And Anton? Yeah, Anton once laid down the holy commandment: don’t cook for his men. Like he’s some Old Testament god of takeout. Well, fuck him. I’m cooking anyway. Call it petty rebellion. Call it survival. Either way, it’s mine. A middle finger dressed up as scrambled eggs.
Turns out Mary Sullivan does rebellion with butter and frying pans. Who knew?
By 7:30, I’m back in the penthouse, hair damp, skin still buzzing from the workout. The kitchen is quiet, too quiet, and Gordo greets me first, tail flicking, eyes half-closed, like he owns the damn place.
I’ll shower and get breakfast ready for the boys.
The boys. The thought actually makes me stop mid-step in the hall and press the towel harder to my neck. Since when do I have boys?
I used to have a couple of sad little basil plants on my windowsill. Half-dead most of the time, hanging on by guilt-watering and cheap potting soil. Now I’ve got a trio of mafia enforcers expecting eggs on demand. Life comes at you fast.
In the bathroom, steam fogs the mirror before the water even runs hot. I peel off the tank top, the sports bra stuck to my ribs with sweat. My skin blooms red under the light, small purple blotches already forming along my arms where Dima’s pads caught me wrong. They don’t hurt, not really. They look like proof.
I lean closer. My shoulders seem straighter. My waist tighter. There’s a firmness under the bruises I don’t remember seeing before.
I twist, catching the mirror at a new angle.
Well. Hello there.
My ass—my very average, don’t-look-twice ass—actually looks… perkier? Higher? Squats, you sneaky bastards.
I force out a laugh, then shake my head. Because who am I kidding? No one’s here to notice.
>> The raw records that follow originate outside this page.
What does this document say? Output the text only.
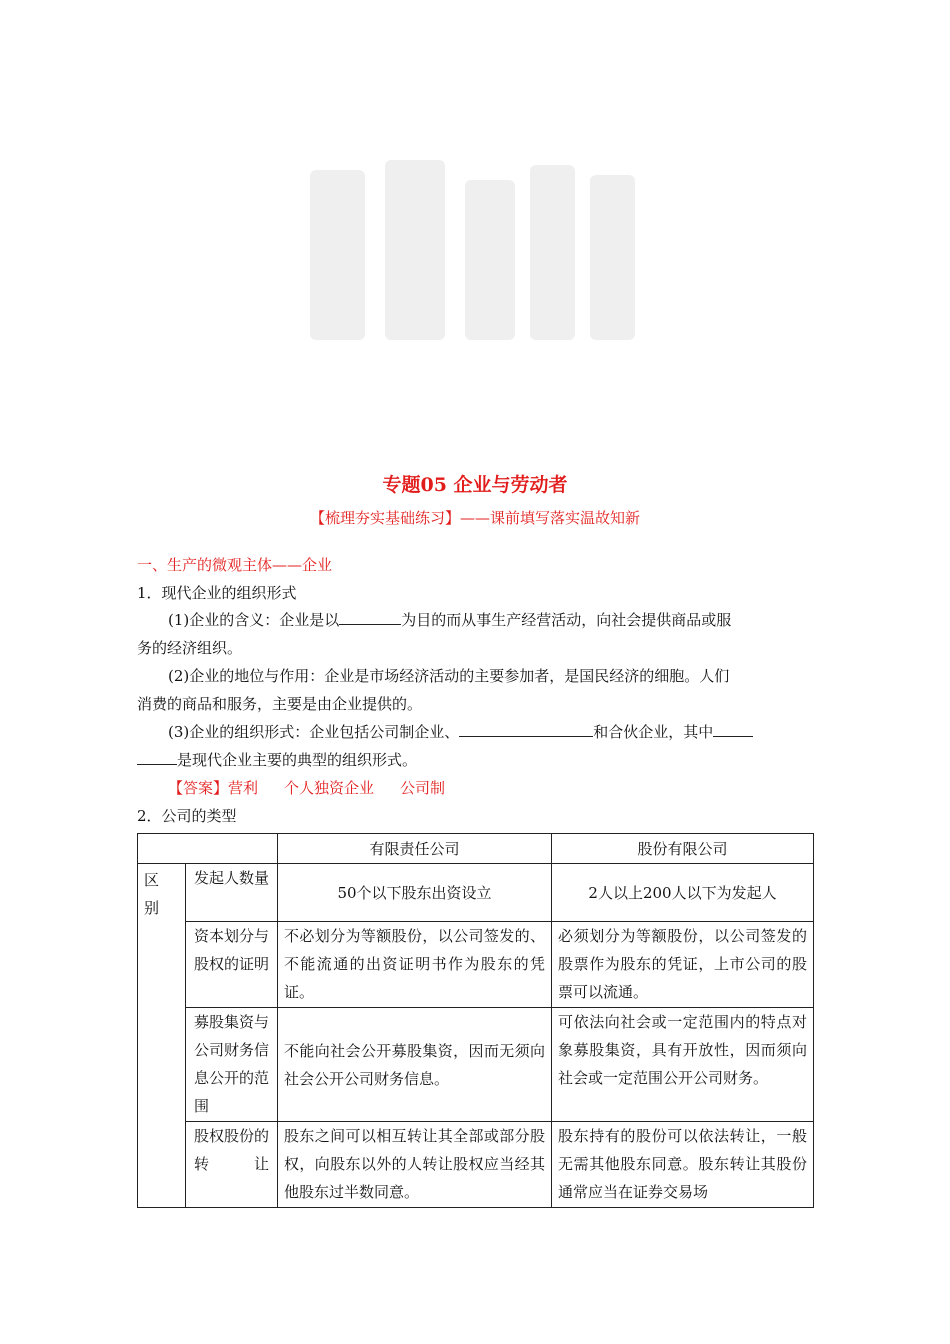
专题05 企业与劳动者
【梳理夯实基础练习】——课前填写落实温故知新
一、生产的微观主体——企业
1．现代企业的组织形式
(1)企业的含义：企业是以	为目的而从事生产经营活动，向社会提供商品或服
务的经济组织。
(2)企业的地位与作用：企业是市场经济活动的主要参加者，是国民经济的细胞。人们
消费的商品和服务，主要是由企业提供的。
(3)企业的组织形式：企业包括公司制企业、	和合伙企业，其中
是现代企业主要的典型的组织形式。
【答案】营利 个人独资企业 公司制
2．公司的类型
		有限责任公司	股份有限公司

区别	发起人数量	50个以下股东出资设立	2人以上200人以下为发起人
	资本划分与股权的证明	不必划分为等额股份，以公司签发的、不能流通的出资证明书作为股东的凭证。	必须划分为等额股份，以公司签发的股票作为股东的凭证，上市公司的股票可以流通。
	募股集资与公司财务信息公开的范围	不能向社会公开募股集资，因而无须向社会公开公司财务信息。	可依法向社会或一定范围内的特点对象募股集资，具有开放性，因而须向社会或一定范围公开公司财务。
	股权股份的转让	股东之间可以相互转让其全部或部分股权，向股东以外的人转让股权应当经其他股东过半数同意。	股东持有的股份可以依法转让，一般无需其他股东同意。股东转让其股份通常应当在证券交易场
No one’s going to whistle or grab me around the waist or tell me I look good enough to eat.
Not anymore.
The thought digs in like a thorn. I drag my gaze back to the front, to the faint bloat in my stomach. My hand presses over it, hard. Must’ve been the protein bar I choked down after training. Or maybe just too much salt.
I repeat it in my head until the words lose their shape, but the unease clings anyway.
The shower hisses when I step under it. Scalding. I let it burn the sweat off, let it turn my skin pink where the bruises don’t already mark me. My head tips back, eyes closed, and for a second, I let myself feel the water the way I used to feel comfort: like it could rinse away more than dirt.
It doesn’t.
By the time I towel off, my chest still feels hollow. I pull on a fresh T-shirt and jeans, tug socks up over my ankles, then stare at the pile of damp clothes slumped on the floor like they’re mocking me. They’re proof too. Proof that I’m not the girl I was a week ago. Proof that I can throw punches, take hits, sweat out anger instead of swallowing it.
Proof that I’m someone else now.
I catch myself in the mirror again. My hair hangs damp around my shoulders. My lips are still swollen from biting them while I hit Dima’s pads like they were a substitute for all the things I can’t say out loud.
It’s ridiculous, but I hear Anton’s voice still. His words stick like gum on the bottom of my shoe. Ugly. Annoying. Impossible to scrape off. Not here to play house.
It hits lower than my ribs, a dull sore spot I can’t rub out. Like a pulled muscle in my chest, the kind that lingers no matter how much you stretch. I can almost feel it there—tight, raw, stupid. That ache you get when you let yourself want something you were never promised.
What did I expect? That he’d smile at me across the kitchen like some normal guy, thank me for dinner, maybe even kiss my forehead?
Idiot.
This is on me. I signed myself up for this crash course in humiliation. I knew what he was from the start—danger wrapped in a suit and scars—and I still built castles in my head out of pasta and garlic butter.
I yank the towel tighter around my hair, and scowl at the damp, blotchy reflection staring back.
“Fuck him,” I whisper.
When I turn, Gordo is sitting square in the middle of the wooden floor, loafed up like he’s fresh out of an oven. Round, smug, every inch the bread loaf he thinks he is.
“Were you eavesdropping, Gordo?”
He doesn’t blink. Just stares at me, slow and steady, like he’s cataloguing all my pathetic choices and finding none of them impressive.